Exercising is a smart way to stay in shape and remain active. To help you stay strong and healthy, consider incorporating certain techniques and methods before, during, and after your exercise routine. Stretching is a great way to prepare muscles for exercise, and it can also help your muscles recover. It’s helpful to take it easy sometimes while exercising and pace yourself to avoid injury.

Stretch it Out
One way you can help prevent injury while exercising is to stretch before you begin your workout. The benefits of stretching are countless. Stretching can increase your flow of oxygen, help extend the length of your workout, and alleviate tight muscles. But one of the most important benefits is that it can prevent injury. If your muscles are lacking oxygen, they won’t be able to properly elongate. But if you stretch, your brain will be reminded of the correct length your muscles are supposed to be when you exercise. This can improve coordination, and there’s less of a chance that your muscles will rip or tear.

One way to stretch your body is to use a foam roller. A foam roller is a device used for exercise that can help soothe tight muscles in the body, and can also help speed up muscle recovery. You can use a foam roller to stretch pretty much any part of your body, including your upper or lower back, hamstrings, arms, and even your glutes.

Certified Personal Trainer, Pavel Manchik, says to use the foam roller as a “tool to locate speed bumps on your body,” meaning, areas of interest you want to focus on, such as your adductor muscles or your hamstrings. He suggests using caution and making sure you have three points of contact on the ground when you are foam rolling; either two feet and a hand, or two hands and a foot. And never put the foam roller on your joints or bones, just on the muscles, unless you are under supervision of a medical professional.

When working through an injury, do not use the foam roller directly on the injured muscle. Instead, place the foam roller a minimum of three inches away from the injured area.

Pace Yourself
While regular exercise can provide you with many positive benefits, we want to be able to continue to work out well into our later years. And to do that, we need to keep our bodies fit and healthy and avoid injury whenever possible.

Pacing yourself while working out can help you stave off injuries. Pavel says that your pace is dependent on your exercise goal. For example, if you are trying to build muscle through weight lifting, you should be doing slower reps with a longer amount of rest in between sets. If you are looking to burn fat or increase your heart rate, speed up your reps, and rest less between sets.

Pavel offers a great tip for figuring out how to pace yourself: If you can speak while you are exercising and can carry on a light conversation with a workout buddy without getting out of breath, then you are most likely working out at a healthy pace.
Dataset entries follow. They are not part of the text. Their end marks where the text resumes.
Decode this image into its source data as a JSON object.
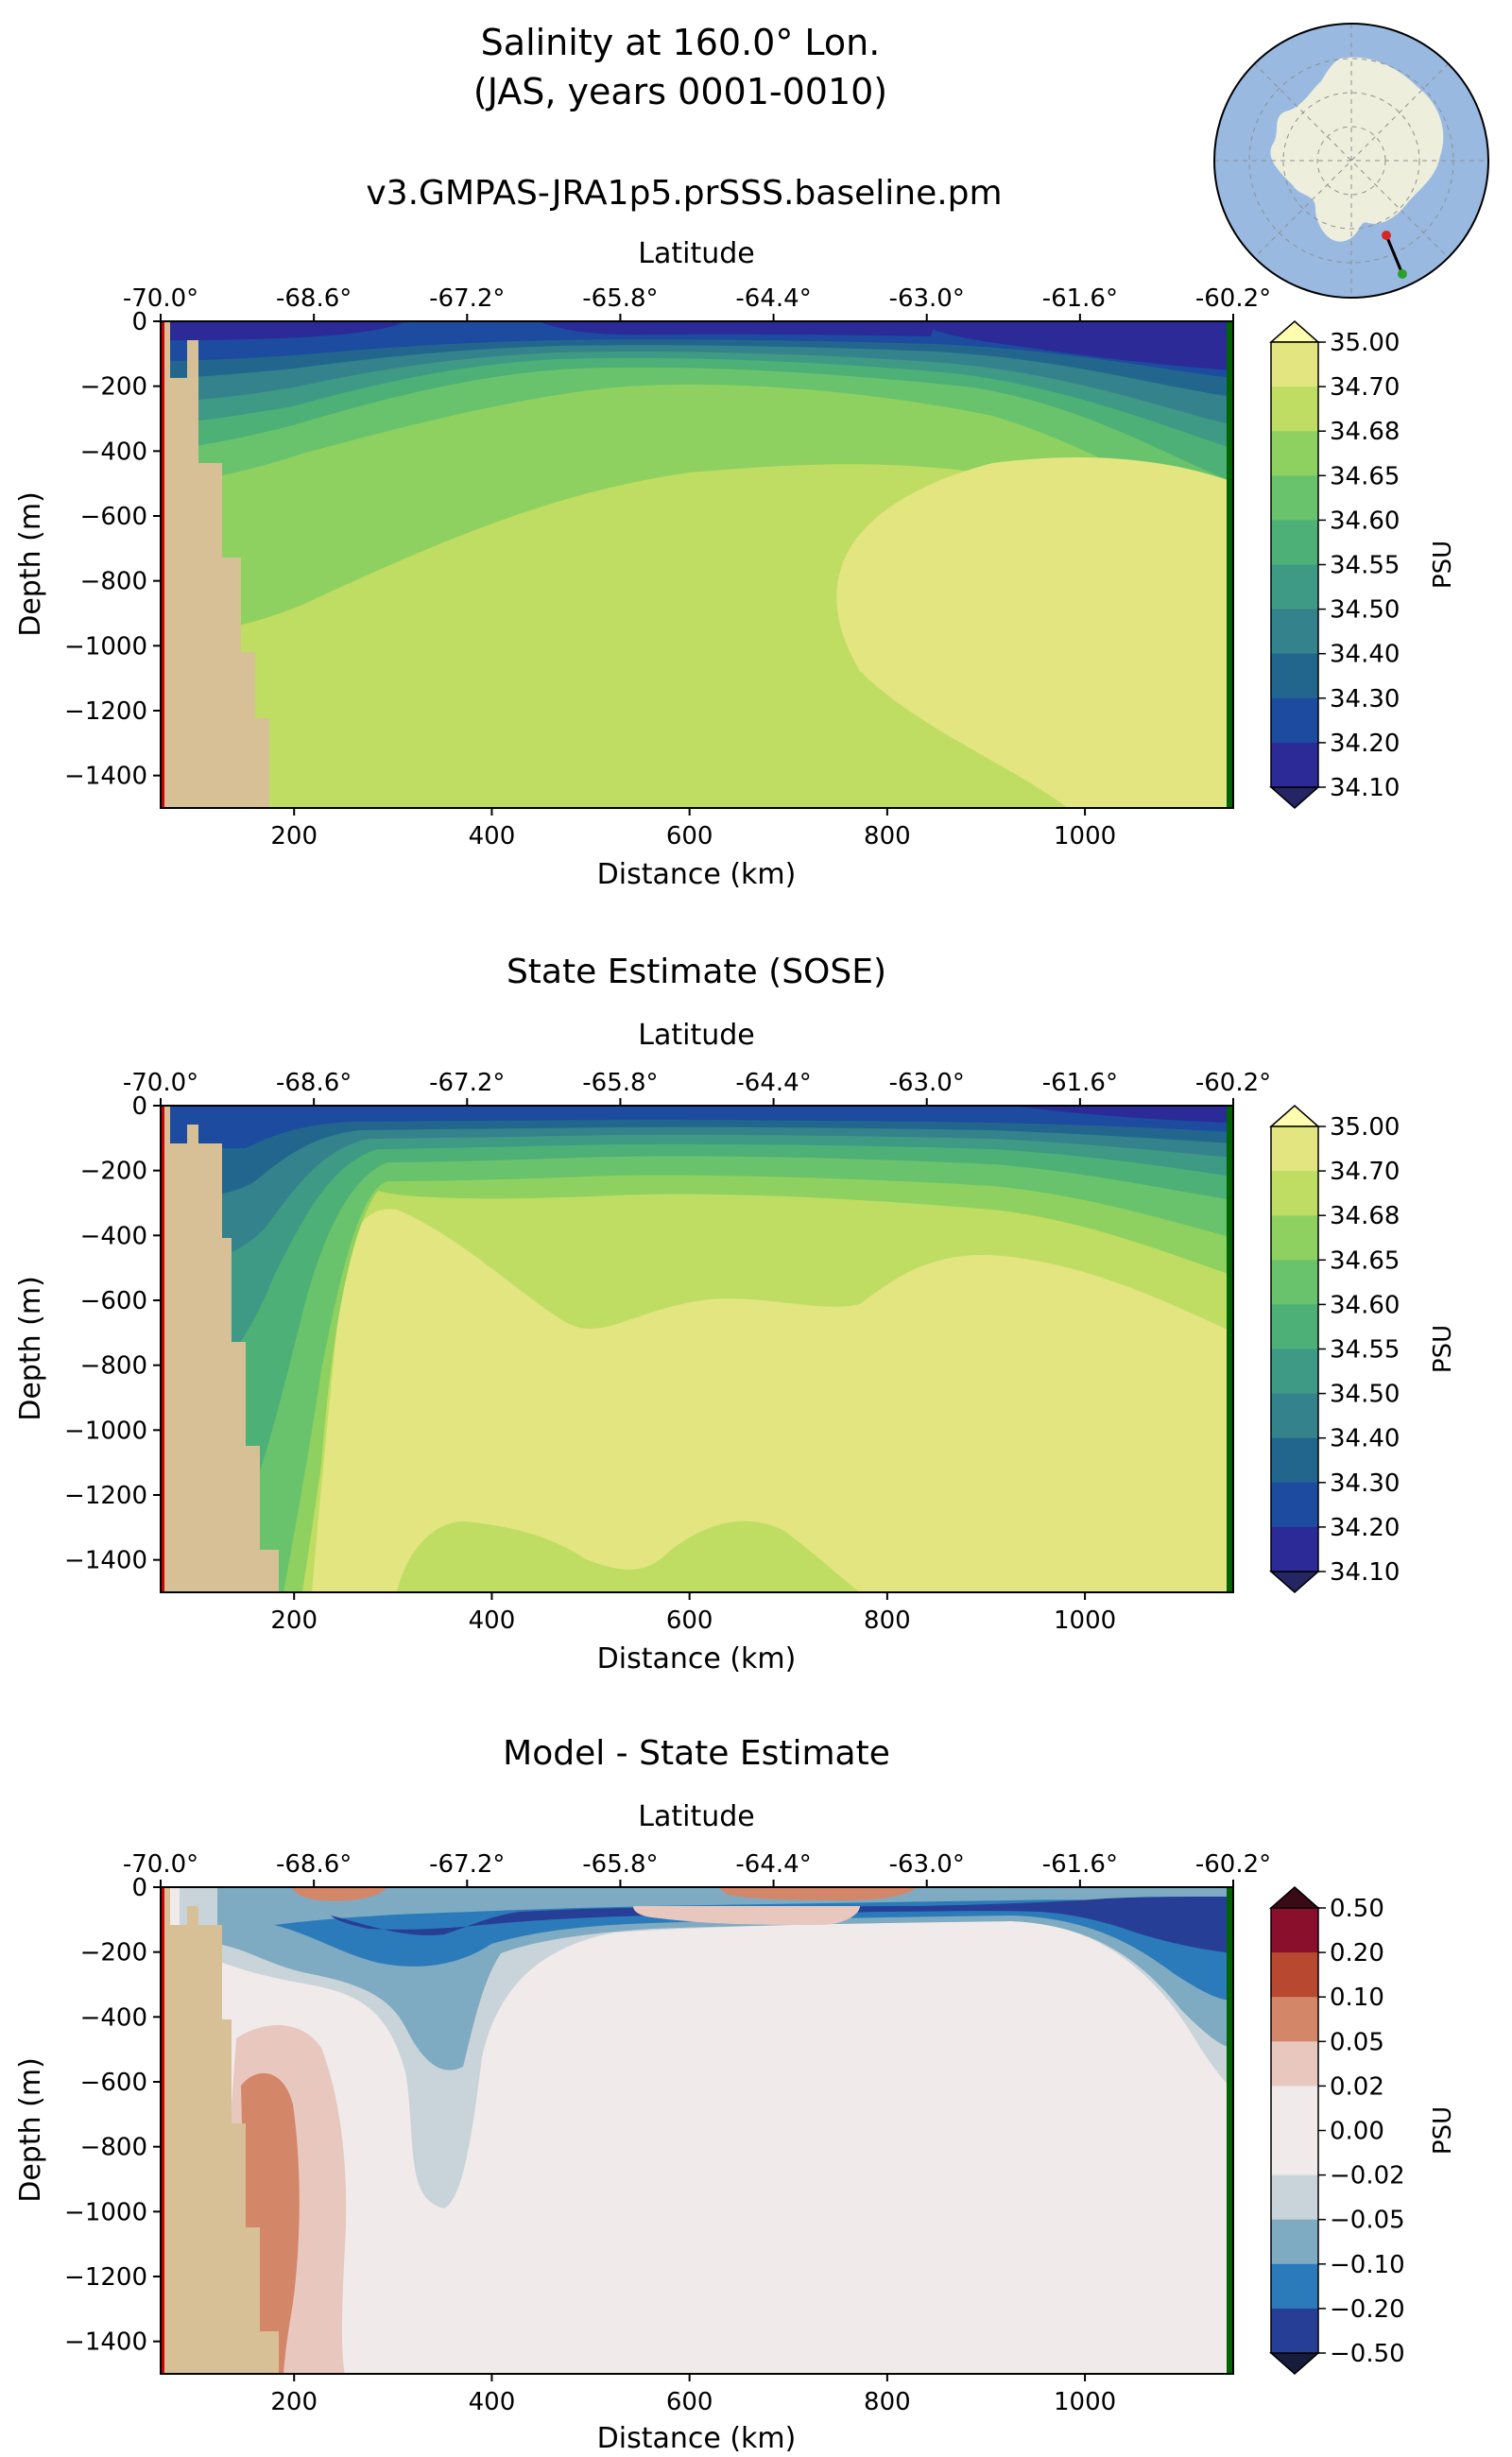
{
  "figure": {
    "title_line1": "Salinity at 160.0° Lon.",
    "title_line2": "(JAS, years 0001-0010)"
  },
  "inset_map": {
    "description": "south polar stereographic",
    "ocean_color": "#99b9e1",
    "land_color": "#eeeedd",
    "transect_start_color": "#d62728",
    "transect_end_color": "#2ca02c"
  },
  "colors": {
    "bathymetry": "#d8c096",
    "start_marker": "#cc0000",
    "end_marker": "#006400"
  },
  "panels": [
    {
      "title": "v3.GMPAS-JRA1p5.prSSS.baseline.pm",
      "kind": "model",
      "colorbar_unit": "PSU",
      "colorbar_ticks": [
        "35.00",
        "34.70",
        "34.68",
        "34.65",
        "34.60",
        "34.55",
        "34.50",
        "34.40",
        "34.30",
        "34.20",
        "34.10"
      ],
      "colorbar_colors": [
        "#e3e580",
        "#bfdd63",
        "#8fd160",
        "#69c36c",
        "#4cb077",
        "#3e9985",
        "#34828b",
        "#22668e",
        "#1c4ba0",
        "#2b2a96"
      ],
      "extend_min_color": "#262563",
      "extend_max_color": "#fdfdb0"
    },
    {
      "title": "State Estimate (SOSE)",
      "kind": "sose",
      "colorbar_unit": "PSU",
      "colorbar_ticks": [
        "35.00",
        "34.70",
        "34.68",
        "34.65",
        "34.60",
        "34.55",
        "34.50",
        "34.40",
        "34.30",
        "34.20",
        "34.10"
      ],
      "colorbar_colors": [
        "#e3e580",
        "#bfdd63",
        "#8fd160",
        "#69c36c",
        "#4cb077",
        "#3e9985",
        "#34828b",
        "#22668e",
        "#1c4ba0",
        "#2b2a96"
      ],
      "extend_min_color": "#262563",
      "extend_max_color": "#fdfdb0"
    },
    {
      "title": "Model - State Estimate",
      "kind": "diff",
      "colorbar_unit": "PSU",
      "colorbar_ticks": [
        "0.50",
        "0.20",
        "0.10",
        "0.05",
        "0.02",
        "0.00",
        "−0.02",
        "−0.05",
        "−0.10",
        "−0.20",
        "−0.50"
      ],
      "colorbar_colors": [
        "#8a0f2d",
        "#b8482f",
        "#d48668",
        "#e8c8be",
        "#f0ebea",
        "#f0ebea",
        "#c9d4da",
        "#7eabc2",
        "#2b7bba",
        "#273e97"
      ],
      "extend_min_color": "#171c3a",
      "extend_max_color": "#3a0a17"
    }
  ],
  "chart_data": {
    "type": "heatmap",
    "xlabel": "Distance (km)",
    "ylabel": "Depth (m)",
    "top_xlabel": "Latitude",
    "xlim": [
      65,
      1150
    ],
    "ylim": [
      -1500,
      0
    ],
    "x_ticks": [
      200,
      400,
      600,
      800,
      1000
    ],
    "y_ticks": [
      0,
      -200,
      -400,
      -600,
      -800,
      -1000,
      -1200,
      -1400
    ],
    "top_ticks": [
      {
        "km": 65,
        "label": "-70.0°"
      },
      {
        "km": 220,
        "label": "-68.6°"
      },
      {
        "km": 375,
        "label": "-67.2°"
      },
      {
        "km": 530,
        "label": "-65.8°"
      },
      {
        "km": 685,
        "label": "-64.4°"
      },
      {
        "km": 840,
        "label": "-63.0°"
      },
      {
        "km": 995,
        "label": "-61.6°"
      },
      {
        "km": 1150,
        "label": "-60.2°"
      }
    ],
    "grid": false
  }
}
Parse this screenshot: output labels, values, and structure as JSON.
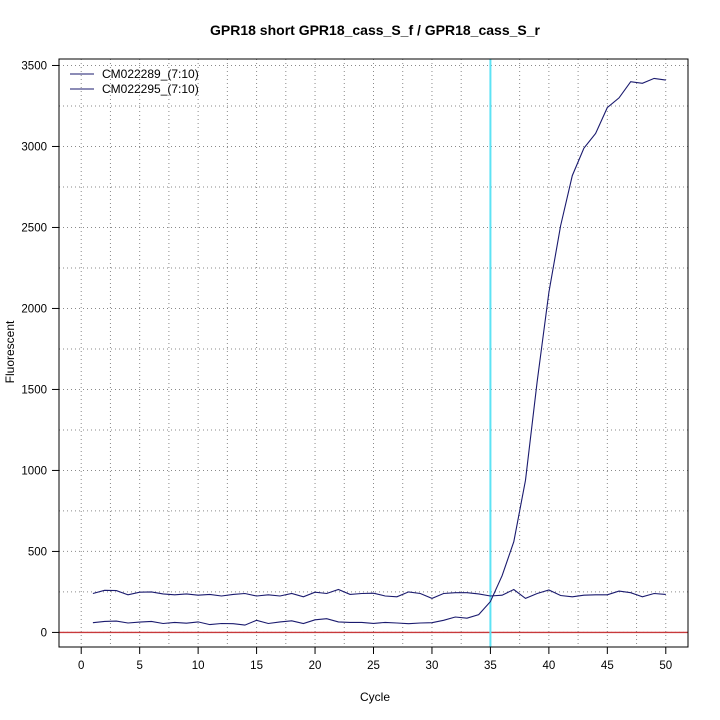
{
  "chart_data": {
    "type": "line",
    "title": "GPR18 short GPR18_cass_S_f / GPR18_cass_S_r",
    "xlabel": "Cycle",
    "ylabel": "Fluorescent",
    "xlim": [
      -1.9,
      51.9
    ],
    "ylim": [
      -90,
      3540
    ],
    "x_ticks": [
      0,
      5,
      10,
      15,
      20,
      25,
      30,
      35,
      40,
      45,
      50
    ],
    "y_ticks": [
      0,
      500,
      1000,
      1500,
      2000,
      2500,
      3000,
      3500
    ],
    "grid": true,
    "legend_position": "top-left",
    "threshold": {
      "value": 0,
      "color": "#c8393b"
    },
    "cycle_marker": {
      "value": 35,
      "color": "#5de3f5"
    },
    "x": [
      1,
      2,
      3,
      4,
      5,
      6,
      7,
      8,
      9,
      10,
      11,
      12,
      13,
      14,
      15,
      16,
      17,
      18,
      19,
      20,
      21,
      22,
      23,
      24,
      25,
      26,
      27,
      28,
      29,
      30,
      31,
      32,
      33,
      34,
      35,
      36,
      37,
      38,
      39,
      40,
      41,
      42,
      43,
      44,
      45,
      46,
      47,
      48,
      49,
      50
    ],
    "series": [
      {
        "name": "CM022289_(7:10)",
        "color": "#1a1a6e",
        "values": [
          60,
          68,
          70,
          58,
          64,
          68,
          55,
          62,
          57,
          65,
          48,
          55,
          54,
          45,
          75,
          55,
          65,
          72,
          55,
          78,
          85,
          65,
          62,
          62,
          56,
          62,
          58,
          54,
          58,
          60,
          75,
          95,
          88,
          110,
          190,
          350,
          560,
          940,
          1550,
          2100,
          2510,
          2820,
          2990,
          3080,
          3240,
          3300,
          3400,
          3390,
          3420,
          3410
        ]
      },
      {
        "name": "CM022295_(7:10)",
        "color": "#1a1a6e",
        "values": [
          240,
          260,
          258,
          232,
          248,
          250,
          238,
          232,
          238,
          230,
          235,
          225,
          235,
          240,
          225,
          232,
          225,
          240,
          220,
          248,
          240,
          265,
          235,
          240,
          242,
          225,
          220,
          250,
          240,
          210,
          240,
          245,
          245,
          238,
          225,
          230,
          265,
          210,
          240,
          262,
          228,
          220,
          230,
          232,
          232,
          255,
          245,
          220,
          240,
          235
        ]
      }
    ]
  }
}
If you cannot hold a conversation, or quickly become out of breath if you do speak, then you should slow your pace to avoid fatigue and injury.

But when it comes to figuring out how to pace yourself, Pavel says, “The best tool you can use is your own body. Nobody knows your body better than you.”

Recover
Weight training can cause small tears in the fibers of your muscles. The body needs “recover” time between workouts to make changes and repair muscle fibers. Stretching again after you exercise can help your muscles recover, especially if you had an intense workout. In addition to stretching, drinking water, eating protein, and taking a cold bath or shower are all beneficial ways to help your body recover.

Drinking water after you work out can help with recovery, but be sure to stay hydrated during your exercise routine as well. If you exercise while you’re dehydrated, you could damage your muscles and not give your body a chance to fully recover.

Protein is another great way to help with recovery. Consuming a small amount of protein before exercise can help jump-start your muscles into recovery mode before you even begin your workout. After exercise, a protein shake or protein-filled meal can also help with recovery by making sure that your body stays fueled through the rest of the day.

And Remember…
Consult your physician before making drastic changes to your diet or starting an exercise program. If you’re new to more intense exercise, it can take several days before your body will be ready to train the same muscle again. In contrast, those who are well trained can recover to full strength levels faster. Remember that muscle soreness is not the best gauge for recovery; instead, look to performance and strength levels. As a rule of thumb, if you’re experienced, you should wait at least one or two days before doing a similar workout. If you are a beginner, try holding off for at least three to four days.